M. Ferracci est le rapporteur du projet de loi en discussion à partir de lundi, courroie entre exécutif et parlementaires.
"Il connaît toute l’histoire" de l'assurance chômage et "parfois la connaît même mieux que les ministres", sourit un collègue Renaissance, qui pense qu'"avec lui le débat est beaucoup plus élevé".
"Il a beaucoup d'aplomb et quelques certitudes paternalistes", raille un élu d'opposition.
Le quadra, vice-président du groupe majoritaire, évoluait jusqu'alors dans l'ombre: co-auteur du programme pour l'emploi du candidat Macron en 2017, Marc Ferracci a été conseiller spécial de Muriel Pénicaud rue de Grenelle, où il a inspiré les ordonnances travail et la première réforme de l'assurance chômage.
"C'est vraiment l'expert", avec "la rigueur du chercheur, du prof de fac qu’il est", estime un collègue d'alors, qui se remémore qu'il avait "levé le lièvre" sur le fait que dans certaines situations "on pouvait gagner plus au chômage qu’en travaillant", ce qui avait conduit à la réforme de 2019.
Ce "techno" à la carrure de rugbyman et à la barbe de trois jours est passé ensuite par le cabinet de Jean Castex à Matignon, pour suivre les mesures de soutien à l'économie pendant le Covid, puis France Relance.

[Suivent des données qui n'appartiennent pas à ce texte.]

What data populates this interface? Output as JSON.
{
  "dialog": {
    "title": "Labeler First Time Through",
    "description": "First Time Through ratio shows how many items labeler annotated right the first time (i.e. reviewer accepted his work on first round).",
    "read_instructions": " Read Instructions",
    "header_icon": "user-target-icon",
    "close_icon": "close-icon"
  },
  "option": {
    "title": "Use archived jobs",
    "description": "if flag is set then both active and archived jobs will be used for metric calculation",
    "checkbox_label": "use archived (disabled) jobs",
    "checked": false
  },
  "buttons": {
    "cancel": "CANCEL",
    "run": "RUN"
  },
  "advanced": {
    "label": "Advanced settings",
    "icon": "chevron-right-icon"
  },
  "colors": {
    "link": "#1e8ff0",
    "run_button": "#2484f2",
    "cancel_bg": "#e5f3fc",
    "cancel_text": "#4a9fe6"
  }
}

Comme une série d'autres conseillers ministériels, il s'est jeté à l'eau cette année, en se présentant aux législatives dans la circonscription des Français de Suisse et du Liechtenstein - ce qui lui a valu des accusations de "parachutage".
"Je me suis engagé pour que le pays change. J'avais un peu fait le tour du métier de conseiller et je retrouve une parole publique et plus libre, même si la liberté n'est pas totale", explique à l'AFP M. Ferracci.